In state summits, rather, they list the talking points, give each other signals, what’s important to me and what’s important to you. With luck, should some stuff coincide in what both sides say, they may utter some more-or-less indefinite promise: that the agencies will be working at the topic. No different, we presume, at the Estonian-Russian summit.
Russian bureaucracy is obviously there; at least with the border treaty, however, all went smooth. Stuff was settled, no problems arose. That the ministers were late, is rather a good sign – maybe they had things to talk about.
No glitches, either, with the journalists on location to report on the meeting. Some Estonian journalists, with basis to compare, found the Russian foreign ministry’s security guards more polite that those of President of Estonia. Not forbidding and obstructing, they are civil and accommodating.
And, while we’re in the praising mood, let’s add that the Moscow city centre is cleaner than that of Tallinn; to say nothing about the fact that it’s lighter that Estonia’s darkened capital. An Estonian municipal politician in the habit of visiting Moscow for exchange of experiences, might grab that experience along from his next trip.
Interestingly, there was an interest towards the Estonian-Russian border treaty in the Russian media. 19 cameras were there, about 40 journalists – mostly from Estonia and Russia, but three from elsewhere: one from Finland, one from Japan and one from China.
Mr Paet looked a bit tired and worn out. His colleague, Mr Lavrov, as always – like straight from a solarium. In reality, his somewhat darker complexion is due to Armenian roots, rather, from his Armenian father’s side.
War-given reality
Both the signing and the ministers’ press conference were orderly. Not a merry event, not too serious. Just the usual, the correct kind.
It got the merriest right at the end of the press conference. Estonian and Russian reporters having asked their questions (pursuant to Russian protocol, only a couple of these were allowed at all – M. S.), there arose journalist from Japan.

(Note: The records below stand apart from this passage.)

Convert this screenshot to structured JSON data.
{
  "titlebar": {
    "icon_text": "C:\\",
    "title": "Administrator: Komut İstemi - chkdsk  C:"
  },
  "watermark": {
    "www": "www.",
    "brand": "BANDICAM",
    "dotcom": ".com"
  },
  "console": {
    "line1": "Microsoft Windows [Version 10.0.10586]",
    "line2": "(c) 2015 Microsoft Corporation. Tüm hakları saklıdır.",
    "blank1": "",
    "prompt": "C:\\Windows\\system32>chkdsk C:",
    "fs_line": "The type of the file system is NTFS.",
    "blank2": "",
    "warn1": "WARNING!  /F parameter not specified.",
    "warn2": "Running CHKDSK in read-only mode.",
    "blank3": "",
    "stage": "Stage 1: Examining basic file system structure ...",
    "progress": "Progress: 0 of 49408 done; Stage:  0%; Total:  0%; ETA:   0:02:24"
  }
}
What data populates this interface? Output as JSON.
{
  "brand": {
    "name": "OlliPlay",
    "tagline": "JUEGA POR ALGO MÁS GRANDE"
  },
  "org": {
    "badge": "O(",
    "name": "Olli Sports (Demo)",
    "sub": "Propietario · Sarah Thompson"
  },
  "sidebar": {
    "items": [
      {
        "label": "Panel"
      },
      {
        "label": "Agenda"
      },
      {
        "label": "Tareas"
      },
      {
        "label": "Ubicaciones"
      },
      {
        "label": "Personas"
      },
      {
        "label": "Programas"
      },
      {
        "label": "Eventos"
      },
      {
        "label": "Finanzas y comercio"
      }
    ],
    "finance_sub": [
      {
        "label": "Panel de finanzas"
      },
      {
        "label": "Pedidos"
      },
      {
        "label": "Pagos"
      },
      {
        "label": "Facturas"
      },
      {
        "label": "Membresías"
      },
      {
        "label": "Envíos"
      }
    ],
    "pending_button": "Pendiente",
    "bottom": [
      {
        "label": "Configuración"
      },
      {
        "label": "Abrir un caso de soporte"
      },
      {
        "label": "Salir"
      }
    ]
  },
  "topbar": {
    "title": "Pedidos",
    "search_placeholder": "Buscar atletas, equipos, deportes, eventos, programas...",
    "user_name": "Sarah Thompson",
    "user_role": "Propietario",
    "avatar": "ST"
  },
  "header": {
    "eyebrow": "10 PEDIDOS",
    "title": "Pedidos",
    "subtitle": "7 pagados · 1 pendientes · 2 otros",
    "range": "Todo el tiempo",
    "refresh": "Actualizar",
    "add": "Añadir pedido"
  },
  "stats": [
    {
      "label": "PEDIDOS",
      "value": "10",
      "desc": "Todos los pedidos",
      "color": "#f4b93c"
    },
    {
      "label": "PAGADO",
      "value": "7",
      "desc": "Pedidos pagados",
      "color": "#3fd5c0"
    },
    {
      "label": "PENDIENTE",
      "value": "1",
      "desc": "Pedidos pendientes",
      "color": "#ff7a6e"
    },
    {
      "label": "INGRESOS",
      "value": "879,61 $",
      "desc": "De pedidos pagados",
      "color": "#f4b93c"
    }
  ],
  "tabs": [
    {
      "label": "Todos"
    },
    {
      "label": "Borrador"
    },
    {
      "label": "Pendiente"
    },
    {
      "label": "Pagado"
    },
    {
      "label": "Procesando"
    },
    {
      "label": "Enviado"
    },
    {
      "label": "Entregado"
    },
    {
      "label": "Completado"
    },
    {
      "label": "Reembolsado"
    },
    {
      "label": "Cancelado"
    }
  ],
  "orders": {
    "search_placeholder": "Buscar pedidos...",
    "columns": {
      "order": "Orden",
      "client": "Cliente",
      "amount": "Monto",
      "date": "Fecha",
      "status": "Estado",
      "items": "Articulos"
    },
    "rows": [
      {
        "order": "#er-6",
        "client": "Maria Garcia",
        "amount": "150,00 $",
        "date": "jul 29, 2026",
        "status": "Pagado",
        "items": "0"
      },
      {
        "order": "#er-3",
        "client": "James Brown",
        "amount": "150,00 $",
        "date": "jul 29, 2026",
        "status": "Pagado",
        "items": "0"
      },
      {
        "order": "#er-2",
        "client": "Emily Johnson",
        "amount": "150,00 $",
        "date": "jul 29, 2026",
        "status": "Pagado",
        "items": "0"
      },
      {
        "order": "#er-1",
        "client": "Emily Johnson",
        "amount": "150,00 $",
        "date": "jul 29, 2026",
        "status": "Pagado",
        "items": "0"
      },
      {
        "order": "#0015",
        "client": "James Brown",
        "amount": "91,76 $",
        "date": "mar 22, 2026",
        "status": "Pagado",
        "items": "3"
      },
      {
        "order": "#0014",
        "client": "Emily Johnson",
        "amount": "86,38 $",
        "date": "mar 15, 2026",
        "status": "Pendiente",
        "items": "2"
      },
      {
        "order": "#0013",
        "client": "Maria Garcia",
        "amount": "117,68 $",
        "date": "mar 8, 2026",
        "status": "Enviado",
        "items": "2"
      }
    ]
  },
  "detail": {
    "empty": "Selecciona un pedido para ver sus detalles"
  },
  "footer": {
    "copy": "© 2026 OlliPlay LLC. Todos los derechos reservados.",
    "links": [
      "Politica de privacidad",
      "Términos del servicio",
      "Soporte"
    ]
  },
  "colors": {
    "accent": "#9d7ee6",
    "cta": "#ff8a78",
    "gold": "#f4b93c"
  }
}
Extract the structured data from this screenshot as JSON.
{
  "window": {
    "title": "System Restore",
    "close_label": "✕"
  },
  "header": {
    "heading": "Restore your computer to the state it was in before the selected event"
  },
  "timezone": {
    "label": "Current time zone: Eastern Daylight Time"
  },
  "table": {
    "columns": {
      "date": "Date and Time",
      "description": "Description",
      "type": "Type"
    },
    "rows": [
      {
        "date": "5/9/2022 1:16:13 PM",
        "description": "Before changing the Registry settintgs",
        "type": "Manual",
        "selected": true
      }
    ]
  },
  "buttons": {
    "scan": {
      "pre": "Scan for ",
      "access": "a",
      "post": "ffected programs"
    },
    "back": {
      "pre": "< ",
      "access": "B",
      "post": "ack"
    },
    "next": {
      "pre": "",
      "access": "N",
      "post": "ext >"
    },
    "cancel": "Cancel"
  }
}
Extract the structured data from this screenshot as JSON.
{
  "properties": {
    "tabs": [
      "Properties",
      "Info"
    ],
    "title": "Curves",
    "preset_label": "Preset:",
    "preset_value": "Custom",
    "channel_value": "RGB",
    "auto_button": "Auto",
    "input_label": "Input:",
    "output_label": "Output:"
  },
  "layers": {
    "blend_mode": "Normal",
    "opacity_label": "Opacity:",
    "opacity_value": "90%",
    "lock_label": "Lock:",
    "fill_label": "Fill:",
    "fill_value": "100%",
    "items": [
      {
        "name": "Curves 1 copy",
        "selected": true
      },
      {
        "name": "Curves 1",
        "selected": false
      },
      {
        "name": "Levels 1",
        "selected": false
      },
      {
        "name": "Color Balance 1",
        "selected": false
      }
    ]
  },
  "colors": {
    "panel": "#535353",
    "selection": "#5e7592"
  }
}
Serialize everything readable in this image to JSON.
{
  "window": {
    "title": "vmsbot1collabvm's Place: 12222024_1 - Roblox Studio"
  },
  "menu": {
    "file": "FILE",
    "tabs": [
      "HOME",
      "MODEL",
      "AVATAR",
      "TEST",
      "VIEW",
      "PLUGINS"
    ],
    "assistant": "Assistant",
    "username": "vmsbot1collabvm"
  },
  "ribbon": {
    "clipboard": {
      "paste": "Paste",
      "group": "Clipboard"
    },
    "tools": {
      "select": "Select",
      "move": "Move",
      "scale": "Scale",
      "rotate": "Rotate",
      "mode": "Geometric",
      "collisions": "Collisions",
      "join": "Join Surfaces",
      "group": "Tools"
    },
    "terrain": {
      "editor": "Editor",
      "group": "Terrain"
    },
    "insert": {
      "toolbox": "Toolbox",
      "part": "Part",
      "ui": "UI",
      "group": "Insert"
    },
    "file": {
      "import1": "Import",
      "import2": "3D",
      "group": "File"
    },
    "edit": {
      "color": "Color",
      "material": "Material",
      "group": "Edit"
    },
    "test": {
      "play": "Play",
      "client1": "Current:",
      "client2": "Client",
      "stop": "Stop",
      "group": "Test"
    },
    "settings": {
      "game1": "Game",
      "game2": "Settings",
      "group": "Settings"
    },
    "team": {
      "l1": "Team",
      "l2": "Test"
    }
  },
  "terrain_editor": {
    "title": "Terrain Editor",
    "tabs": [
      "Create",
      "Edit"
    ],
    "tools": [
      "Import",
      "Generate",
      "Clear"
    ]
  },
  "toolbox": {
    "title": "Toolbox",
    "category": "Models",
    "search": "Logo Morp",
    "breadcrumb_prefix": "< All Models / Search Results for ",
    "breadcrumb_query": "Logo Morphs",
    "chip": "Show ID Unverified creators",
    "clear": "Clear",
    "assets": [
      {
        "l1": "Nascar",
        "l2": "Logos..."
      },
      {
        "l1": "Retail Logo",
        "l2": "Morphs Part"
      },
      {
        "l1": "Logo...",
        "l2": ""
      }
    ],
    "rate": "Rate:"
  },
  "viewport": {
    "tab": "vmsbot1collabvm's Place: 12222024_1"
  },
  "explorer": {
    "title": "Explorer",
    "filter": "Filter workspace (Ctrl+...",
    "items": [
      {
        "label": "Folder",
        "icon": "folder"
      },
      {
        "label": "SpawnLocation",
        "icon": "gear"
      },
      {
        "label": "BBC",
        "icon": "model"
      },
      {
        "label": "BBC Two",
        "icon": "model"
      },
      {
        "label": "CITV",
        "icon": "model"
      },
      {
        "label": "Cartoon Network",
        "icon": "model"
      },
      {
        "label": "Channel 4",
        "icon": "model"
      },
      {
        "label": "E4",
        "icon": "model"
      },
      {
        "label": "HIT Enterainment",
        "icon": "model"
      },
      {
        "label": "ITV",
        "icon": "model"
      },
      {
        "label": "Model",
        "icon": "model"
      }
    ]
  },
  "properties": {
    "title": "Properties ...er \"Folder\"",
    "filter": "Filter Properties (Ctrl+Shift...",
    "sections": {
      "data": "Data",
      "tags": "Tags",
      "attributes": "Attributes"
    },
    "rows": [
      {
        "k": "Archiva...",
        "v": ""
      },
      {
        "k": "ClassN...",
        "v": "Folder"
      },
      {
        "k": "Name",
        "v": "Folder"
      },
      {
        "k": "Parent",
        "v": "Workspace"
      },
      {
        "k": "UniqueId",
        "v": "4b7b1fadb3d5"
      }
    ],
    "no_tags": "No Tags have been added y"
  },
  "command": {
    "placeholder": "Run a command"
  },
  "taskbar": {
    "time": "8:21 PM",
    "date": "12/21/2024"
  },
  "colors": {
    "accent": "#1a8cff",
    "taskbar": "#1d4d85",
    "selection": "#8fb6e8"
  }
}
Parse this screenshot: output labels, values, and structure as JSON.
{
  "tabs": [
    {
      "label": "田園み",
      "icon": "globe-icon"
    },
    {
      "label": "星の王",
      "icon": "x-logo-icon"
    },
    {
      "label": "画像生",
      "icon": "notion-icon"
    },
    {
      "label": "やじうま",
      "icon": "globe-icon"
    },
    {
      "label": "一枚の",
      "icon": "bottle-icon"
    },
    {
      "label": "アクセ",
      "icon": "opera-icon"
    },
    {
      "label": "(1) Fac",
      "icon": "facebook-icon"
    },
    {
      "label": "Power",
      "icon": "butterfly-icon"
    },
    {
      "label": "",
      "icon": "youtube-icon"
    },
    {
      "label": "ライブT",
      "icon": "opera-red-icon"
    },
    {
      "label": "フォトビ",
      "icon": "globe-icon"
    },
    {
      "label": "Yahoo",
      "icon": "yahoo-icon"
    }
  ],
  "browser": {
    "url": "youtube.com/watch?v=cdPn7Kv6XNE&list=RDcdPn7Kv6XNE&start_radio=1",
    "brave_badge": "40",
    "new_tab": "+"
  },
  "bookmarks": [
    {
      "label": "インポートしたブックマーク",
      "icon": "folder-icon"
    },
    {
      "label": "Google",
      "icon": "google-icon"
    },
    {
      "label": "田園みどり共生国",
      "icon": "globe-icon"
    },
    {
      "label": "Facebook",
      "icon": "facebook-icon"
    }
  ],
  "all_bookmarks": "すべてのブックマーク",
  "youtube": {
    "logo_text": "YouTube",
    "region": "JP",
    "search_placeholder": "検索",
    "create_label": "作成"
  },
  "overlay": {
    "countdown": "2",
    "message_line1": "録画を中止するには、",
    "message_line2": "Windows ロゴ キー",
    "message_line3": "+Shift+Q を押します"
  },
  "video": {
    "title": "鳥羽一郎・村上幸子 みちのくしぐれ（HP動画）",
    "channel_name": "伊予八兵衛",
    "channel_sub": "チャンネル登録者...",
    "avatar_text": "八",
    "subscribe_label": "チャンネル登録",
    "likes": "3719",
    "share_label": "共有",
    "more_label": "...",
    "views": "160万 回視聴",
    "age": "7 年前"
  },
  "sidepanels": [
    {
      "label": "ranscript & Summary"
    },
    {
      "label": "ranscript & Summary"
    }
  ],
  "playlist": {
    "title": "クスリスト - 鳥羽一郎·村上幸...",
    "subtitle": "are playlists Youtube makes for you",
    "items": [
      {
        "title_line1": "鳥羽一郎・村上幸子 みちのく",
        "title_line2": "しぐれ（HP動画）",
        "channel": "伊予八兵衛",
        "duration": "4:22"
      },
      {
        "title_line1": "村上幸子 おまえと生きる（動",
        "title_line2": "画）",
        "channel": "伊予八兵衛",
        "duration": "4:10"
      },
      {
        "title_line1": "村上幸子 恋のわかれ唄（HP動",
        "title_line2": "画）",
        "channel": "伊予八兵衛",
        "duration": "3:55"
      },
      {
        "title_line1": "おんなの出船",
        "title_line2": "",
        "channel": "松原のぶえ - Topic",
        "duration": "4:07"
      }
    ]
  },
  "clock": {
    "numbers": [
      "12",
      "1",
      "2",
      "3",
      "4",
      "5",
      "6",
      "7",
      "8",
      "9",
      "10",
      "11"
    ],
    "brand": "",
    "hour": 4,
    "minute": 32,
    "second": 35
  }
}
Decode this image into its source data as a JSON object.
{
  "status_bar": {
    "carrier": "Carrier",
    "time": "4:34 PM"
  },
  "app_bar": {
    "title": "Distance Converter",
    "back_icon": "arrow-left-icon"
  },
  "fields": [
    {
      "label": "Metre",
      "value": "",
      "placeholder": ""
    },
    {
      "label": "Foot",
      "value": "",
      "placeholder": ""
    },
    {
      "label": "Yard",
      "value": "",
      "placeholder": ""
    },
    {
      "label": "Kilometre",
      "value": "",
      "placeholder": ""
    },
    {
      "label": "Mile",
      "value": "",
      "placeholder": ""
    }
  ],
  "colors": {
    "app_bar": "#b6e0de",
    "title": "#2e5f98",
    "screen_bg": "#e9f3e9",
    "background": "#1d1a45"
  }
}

Before the question was ever asked, just as the guy introduced himself as being from Japan, Mr Lavrov broke into a broad smile. Estonia’s ambassador to Russia, Jüri Luik turned around in his chair, visibly fighting laughter; even the corners of Mr Paet mouth rose somewhat – for the first time during the press conference. The Japanese journalist did a quiet giggle himself. Well, everybody knew what he would ask: «For seventy years we have been waiting etc,» – the journalist enquired the South Kuril Islands ownership issue and the options for Japanese-Russian peace treaty.
Mr Lavrov, having thoroughly and at length answered the previous questions, was now curt. Into his short reply, however, twice he managed to weave the words «reality coming from war» and once «the reality created by World War II».
But then there’s the other reality. Like: in the Japanese embassy, in Tallinn, there sits a diplomat whose sole task it has been, through the years, to monitor the course of Estonian-Russian border negotiations; basically, meaning that he has not had much to do, and what he’s had to do hasn’t been too exciting. And the reality admitted, to Mr Lavrov, by the question-posing Japanese journalist: «For seventy years we have waited and, if needed, we will wait the next seventy years, and if needed, we will wait for the next ...»
The Japanese will keep on waiting. Estonia opted not to.